Urteil vom Oberverwaltungsgericht Berlin-Brandenburg (8. Kammer) - 8 K 119.18
Orientierungssatz
1. Mieterhaushalte im öffentlich geförderten Wohnungsbau mit einem Einkommen von bis zu 40% über den Einkommensgrenzen haben auf Antrag einen Anspruch auf einen Zuschuss zur Miete, soweit die weiteren Voraussetzungen vorliegen. (Rn.13)

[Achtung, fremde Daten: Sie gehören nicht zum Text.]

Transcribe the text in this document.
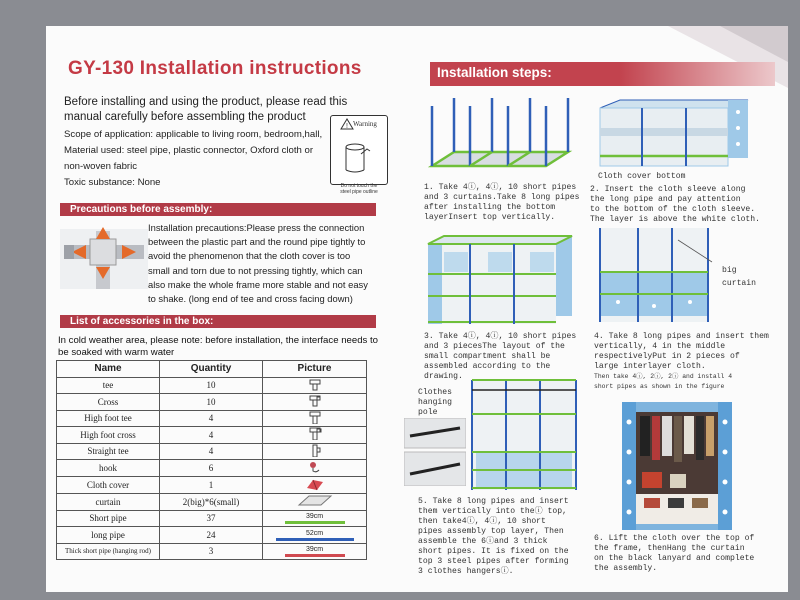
GY-130 Installation instructions
Before installing and using the product, please read this
manual carefully before assembling the product
Scope of application: applicable to living room, bedroom,hall,
Material used: steel pipe, plastic connector, Oxford cloth or
non-woven fabric
Toxic substance: None
! Warning
Do not touch the
steel pipe outline
Precautions before assembly:
Installation precautions:Please press the connection between the plastic part and the round pipe tightly to avoid the phenomenon that the cloth cover is too small and torn due to not pressing tightly, which can also make the whole frame more stable and not easy to shake. (long end of tee and cross facing down)
List of accessories in the box:
In cold weather area, please note: before installation, the interface needs to be soaked with warm water
Name	Quantity	Picture
tee	10	
Cross	10	
High foot tee	4	
High foot cross	4	
Straight tee	4	
hook	6	
Cloth cover	1	
curtain	2(big)*6(small)	
Short pipe	37	39cm

long pipe	24	52cm

Thick short pipe (hanging rod)	3	39cm
Installation steps:
1. Take 4ⓘ, 4ⓘ, 10 short pipes
and 3 curtains.Take 8 long pipes
after installing the bottom
layerInsert top vertically.
Cloth cover bottom
2. Insert the cloth sleeve along
the long pipe and pay attention
to the bottom of the cloth sleeve.
The layer is above the white cloth.
3. Take 4ⓘ, 4ⓘ, 10 short pipes
and 3 piecesThe layout of the
small compartment shall be
assembled according to the
drawing.
big
curtain
4. Take 8 long pipes and insert them
vertically, 4 in the middle
respectivelyPut in 2 pieces of
large interlayer cloth.
Then take 4ⓘ, 2ⓘ, 2ⓘ and install 4
short pipes as shown in the figure
Clothes
hanging
pole
5. Take 8 long pipes and insert
them vertically into theⓘ top,
then take4ⓘ, 4ⓘ, 10 short
pipes assembly top layer, Then
assemble the 6ⓘand 3 thick
short pipes. It is fixed on the
top 3 steel pipes after forming
3 clothes hangersⓘ.
6. Lift the cloth over the top of
the frame, thenHang the curtain
on the black lanyard and complete
the assembly.
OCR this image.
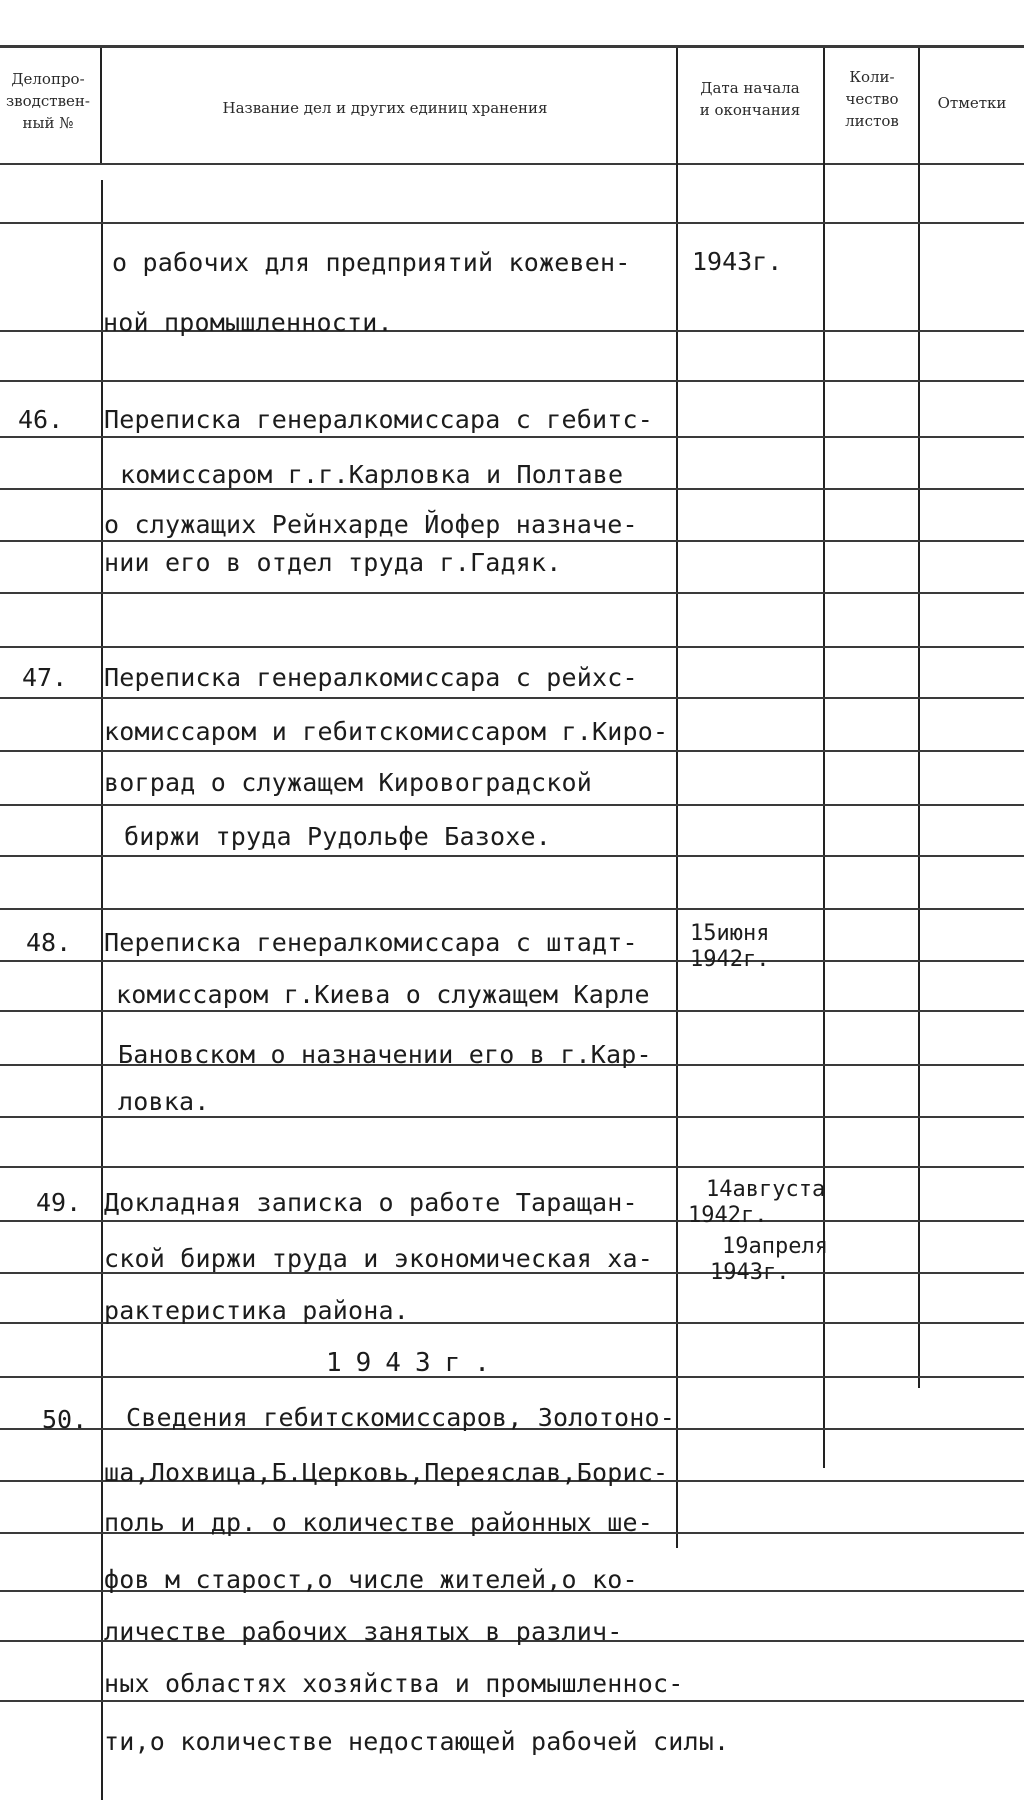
Делопро-
зводствен-
ный №
Название дел и других единиц хранения
Дата начала
и окончания
Коли-
чество
листов
Отметки
о рабочих для предприятий кожевен-
ной промышленности.
1943г.
46. Переписка генералкомиссара с гебитс-
комиссаром г.г.Карловка и Полтаве
о служащих Рейнхарде Йофер назначе-
нии его в отдел труда г.Гадяк.
47. Переписка генералкомиссара с рейхс-
комиссаром и гебитскомиссаром г.Киро-
воград о служащем Кировоградской
биржи труда Рудольфе Базохе.
48. Переписка генералкомиссара с штадт-
комиссаром г.Киева о служащем Карле
Бановском о назначении его в г.Кар-
ловка.
15июня
1942г.
49. Докладная записка о работе Таращан-
ской биржи труда и экономическая ха-
рактеристика района.
14августа
1942г.
19апреля
1943г.
1943г.
50. Сведения гебитскомиссаров, Золотоно-
ша,Лохвица,Б.Церковь,Переяслав,Борис-
поль и др. о количестве районных ше-
фов м старост,о числе жителей,о ко-
личестве рабочих занятых в различ-
ных областях хозяйства и промышленнос-
ти,о количестве недостающей рабочей силы.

2. Maßgebendes Einkommen ist das Gesamteinkommen des Haushalts, dies ist die Summe der Jahreseinkommen der Haushaltsangehörigen abzüglich der Frei- und Abzugsbeträge. (Rn.15)
3. Bei der Ermittlung des Jahreseinkommens ist das Einkommen zu Grunde zu legen, das in den zwölf Monaten ab dem Monat der Antragstellung zu erwarten ist. (Rn.17)
Tenor
Die Klage wird abgewiesen.
Der Kläger trägt die Kosten des Verfahrens.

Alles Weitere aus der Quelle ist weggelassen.